Trump brought in big name entertainment and attractions to his casino to draw crowds and build a thriving business. While Trump’s casino was successful in the beginning, however, its debt burden eventually proved too large. With costs continuing to exceed revenue, he had to place the casino in bankruptcy. Again this is exactly what any business person does in a similar situation.
The roughly $700 million in bonds went into default, since the Taj was unable make the interest payments. The media emphasized that Trump stiffed the investors. The reality was that Trump lost all of his investment, while the bondholders who demanded 14 percent interest on the bonds, eventually got all of the equity in the property. Trump lost all of his investment and lost ownership of the casino’s investors.
Many contractors were not paid the amount that they billed to Trump’s casino. This, of course, is a risk that any contractor takes when providing services, and a loss that was avoided by some of the businesses that understand the billing process in the construction industry. Additionally, according to Trump’s organization, many of the unpaid bills were for extras which Trump was not obligated to pay, while some were simply over-charges for work completed.

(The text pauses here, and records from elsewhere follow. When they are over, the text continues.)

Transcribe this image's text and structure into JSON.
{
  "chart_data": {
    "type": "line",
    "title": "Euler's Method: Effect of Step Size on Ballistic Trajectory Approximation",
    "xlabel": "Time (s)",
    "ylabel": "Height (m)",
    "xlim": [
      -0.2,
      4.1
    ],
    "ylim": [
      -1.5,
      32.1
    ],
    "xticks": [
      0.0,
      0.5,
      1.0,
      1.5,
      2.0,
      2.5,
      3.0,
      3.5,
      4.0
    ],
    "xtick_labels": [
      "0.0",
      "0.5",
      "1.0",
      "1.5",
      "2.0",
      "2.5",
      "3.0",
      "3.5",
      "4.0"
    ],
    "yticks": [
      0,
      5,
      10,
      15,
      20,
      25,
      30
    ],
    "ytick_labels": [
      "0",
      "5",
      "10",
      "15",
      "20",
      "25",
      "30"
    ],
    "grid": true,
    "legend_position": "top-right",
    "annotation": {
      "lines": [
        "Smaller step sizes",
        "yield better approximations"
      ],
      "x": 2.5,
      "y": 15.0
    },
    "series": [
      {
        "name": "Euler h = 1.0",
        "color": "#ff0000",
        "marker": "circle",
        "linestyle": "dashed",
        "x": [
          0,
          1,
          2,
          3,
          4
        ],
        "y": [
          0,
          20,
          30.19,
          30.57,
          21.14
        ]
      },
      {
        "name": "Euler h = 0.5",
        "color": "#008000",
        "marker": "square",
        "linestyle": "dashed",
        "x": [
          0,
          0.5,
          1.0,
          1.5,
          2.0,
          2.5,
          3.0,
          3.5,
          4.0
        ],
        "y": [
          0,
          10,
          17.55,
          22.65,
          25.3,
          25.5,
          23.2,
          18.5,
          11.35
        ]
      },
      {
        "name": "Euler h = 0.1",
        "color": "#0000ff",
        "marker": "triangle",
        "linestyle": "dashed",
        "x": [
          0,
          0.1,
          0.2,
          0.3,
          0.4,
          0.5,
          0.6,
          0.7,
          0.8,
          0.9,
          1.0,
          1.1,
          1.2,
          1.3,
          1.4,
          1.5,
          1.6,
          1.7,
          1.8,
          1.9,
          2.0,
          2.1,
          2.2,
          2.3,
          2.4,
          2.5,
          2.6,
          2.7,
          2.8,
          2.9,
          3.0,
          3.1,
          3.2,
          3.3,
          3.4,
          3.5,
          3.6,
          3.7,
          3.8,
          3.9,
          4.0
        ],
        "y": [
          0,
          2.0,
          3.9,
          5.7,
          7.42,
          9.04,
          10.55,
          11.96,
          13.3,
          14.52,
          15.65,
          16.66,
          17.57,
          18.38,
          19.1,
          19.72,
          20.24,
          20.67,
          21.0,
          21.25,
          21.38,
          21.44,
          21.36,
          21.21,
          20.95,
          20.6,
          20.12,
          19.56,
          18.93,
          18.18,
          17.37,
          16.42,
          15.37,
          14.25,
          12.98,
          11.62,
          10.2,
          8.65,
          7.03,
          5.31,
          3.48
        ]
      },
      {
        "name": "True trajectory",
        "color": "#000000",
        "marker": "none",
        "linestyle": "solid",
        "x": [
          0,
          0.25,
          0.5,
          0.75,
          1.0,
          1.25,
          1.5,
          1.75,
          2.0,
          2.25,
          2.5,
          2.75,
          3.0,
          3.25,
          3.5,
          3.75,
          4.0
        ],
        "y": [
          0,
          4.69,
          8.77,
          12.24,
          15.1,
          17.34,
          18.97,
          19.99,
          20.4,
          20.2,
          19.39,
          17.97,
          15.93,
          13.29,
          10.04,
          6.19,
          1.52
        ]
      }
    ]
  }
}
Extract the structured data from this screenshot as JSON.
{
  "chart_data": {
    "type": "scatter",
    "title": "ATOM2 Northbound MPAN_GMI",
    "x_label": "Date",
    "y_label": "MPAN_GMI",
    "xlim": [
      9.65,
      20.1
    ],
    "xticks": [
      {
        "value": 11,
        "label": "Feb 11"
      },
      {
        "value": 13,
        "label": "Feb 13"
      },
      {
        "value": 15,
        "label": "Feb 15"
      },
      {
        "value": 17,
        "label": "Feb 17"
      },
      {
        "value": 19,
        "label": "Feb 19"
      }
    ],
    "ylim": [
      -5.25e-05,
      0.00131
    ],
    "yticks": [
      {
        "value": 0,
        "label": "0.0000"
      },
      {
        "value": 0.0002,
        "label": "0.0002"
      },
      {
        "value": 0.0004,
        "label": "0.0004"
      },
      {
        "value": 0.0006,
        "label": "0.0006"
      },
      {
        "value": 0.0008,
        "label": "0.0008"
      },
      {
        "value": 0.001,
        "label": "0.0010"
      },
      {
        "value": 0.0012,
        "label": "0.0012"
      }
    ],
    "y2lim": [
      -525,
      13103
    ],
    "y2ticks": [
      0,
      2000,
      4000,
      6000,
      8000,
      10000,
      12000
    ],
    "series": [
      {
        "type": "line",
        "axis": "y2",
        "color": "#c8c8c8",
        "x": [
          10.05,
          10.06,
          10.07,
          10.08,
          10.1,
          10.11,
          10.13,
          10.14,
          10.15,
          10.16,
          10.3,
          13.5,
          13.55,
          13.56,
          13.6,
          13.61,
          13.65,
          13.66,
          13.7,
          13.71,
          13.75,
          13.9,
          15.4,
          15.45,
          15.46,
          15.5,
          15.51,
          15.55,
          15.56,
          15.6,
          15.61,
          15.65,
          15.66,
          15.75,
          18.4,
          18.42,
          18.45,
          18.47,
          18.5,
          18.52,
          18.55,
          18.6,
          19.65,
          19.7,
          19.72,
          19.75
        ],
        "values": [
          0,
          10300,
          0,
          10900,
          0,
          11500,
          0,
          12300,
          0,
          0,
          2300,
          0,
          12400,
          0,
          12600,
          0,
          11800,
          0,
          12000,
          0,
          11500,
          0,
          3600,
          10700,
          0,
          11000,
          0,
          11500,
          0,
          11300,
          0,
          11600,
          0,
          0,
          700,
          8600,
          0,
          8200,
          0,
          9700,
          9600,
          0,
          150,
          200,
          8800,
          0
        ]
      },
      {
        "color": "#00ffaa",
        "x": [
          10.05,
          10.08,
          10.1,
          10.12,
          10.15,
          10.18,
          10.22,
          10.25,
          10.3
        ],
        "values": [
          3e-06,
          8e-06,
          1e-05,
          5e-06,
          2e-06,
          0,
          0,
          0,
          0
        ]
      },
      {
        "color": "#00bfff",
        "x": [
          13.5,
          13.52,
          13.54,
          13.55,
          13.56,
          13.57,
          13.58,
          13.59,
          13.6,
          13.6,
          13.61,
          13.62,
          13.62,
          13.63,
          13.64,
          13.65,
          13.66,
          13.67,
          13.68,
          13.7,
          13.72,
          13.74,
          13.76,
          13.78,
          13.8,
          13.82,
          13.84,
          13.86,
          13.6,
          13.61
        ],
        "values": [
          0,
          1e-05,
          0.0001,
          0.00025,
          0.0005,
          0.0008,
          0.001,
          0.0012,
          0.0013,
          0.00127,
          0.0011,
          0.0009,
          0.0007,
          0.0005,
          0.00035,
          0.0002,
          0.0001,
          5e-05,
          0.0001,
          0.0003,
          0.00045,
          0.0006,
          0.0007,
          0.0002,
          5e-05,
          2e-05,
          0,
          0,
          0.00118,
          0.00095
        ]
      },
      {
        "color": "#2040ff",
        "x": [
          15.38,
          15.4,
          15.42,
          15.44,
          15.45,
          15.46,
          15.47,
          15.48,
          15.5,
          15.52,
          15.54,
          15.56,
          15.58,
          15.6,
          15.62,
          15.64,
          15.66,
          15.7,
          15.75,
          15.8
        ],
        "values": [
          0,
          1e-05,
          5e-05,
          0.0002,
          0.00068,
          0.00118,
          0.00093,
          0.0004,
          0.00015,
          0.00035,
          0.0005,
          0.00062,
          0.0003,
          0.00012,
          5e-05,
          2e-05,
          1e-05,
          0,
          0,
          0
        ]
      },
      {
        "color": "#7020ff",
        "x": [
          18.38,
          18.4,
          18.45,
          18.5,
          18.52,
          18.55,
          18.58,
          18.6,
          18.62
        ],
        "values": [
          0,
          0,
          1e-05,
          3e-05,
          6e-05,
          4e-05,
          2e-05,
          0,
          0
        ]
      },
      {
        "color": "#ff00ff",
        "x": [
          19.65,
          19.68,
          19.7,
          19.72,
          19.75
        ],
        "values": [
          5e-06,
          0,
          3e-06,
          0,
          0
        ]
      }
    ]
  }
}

Given the general lack of public understanding with regard to the both conduct of real world business and the complexities of the federal income tax code as applied to businesses and entities, Trump has not released his tax returns, knowing full well how the media will slant its coverage. Sunday’s example of biased, one-sided reporting provides ample proof for why he hasn’t. In some years, real-world businesses have losses that are used to offset future income. Without that logical procedure in place, business investment—always risky no matter how well planned—would decline significantly. In such a scenario, our already stagnant economy would soon grind to a halt.
Confusing the matter further, some wealthy individuals have been claiming to offer policy suggestions that are actually contrary to their own business practices. Warren Buffett, for example, says that all wealthy individuals should pay a minimum of 30 percent of their income in federal income tax. Today, Buffet pays about a 14 percent tax rate. The reason is that he employs a team of tax lawyers and tax accountants whose sole job is to figure out how to minimize Buffet’s tax liability. It’s the same thing each of us does when we hire a tax professional to figure out–and minimize–our own personal taxes on our annual tax return filing.
If Buffet really wanted to pay 30 percent, all he has to do is stop shifting his earnings from ordinary income to capital gains and stop taking all of the deductions he’s allowed by the current tax code. Since he does not and will not, it would seem that Buffet’s sincerity in this matter is questionable.
The Washington Post and The New York Times should immediately cease their shameful, biased reporting tactics and return to the days when they once published all the actual news fit to print. And report it in an objective manner.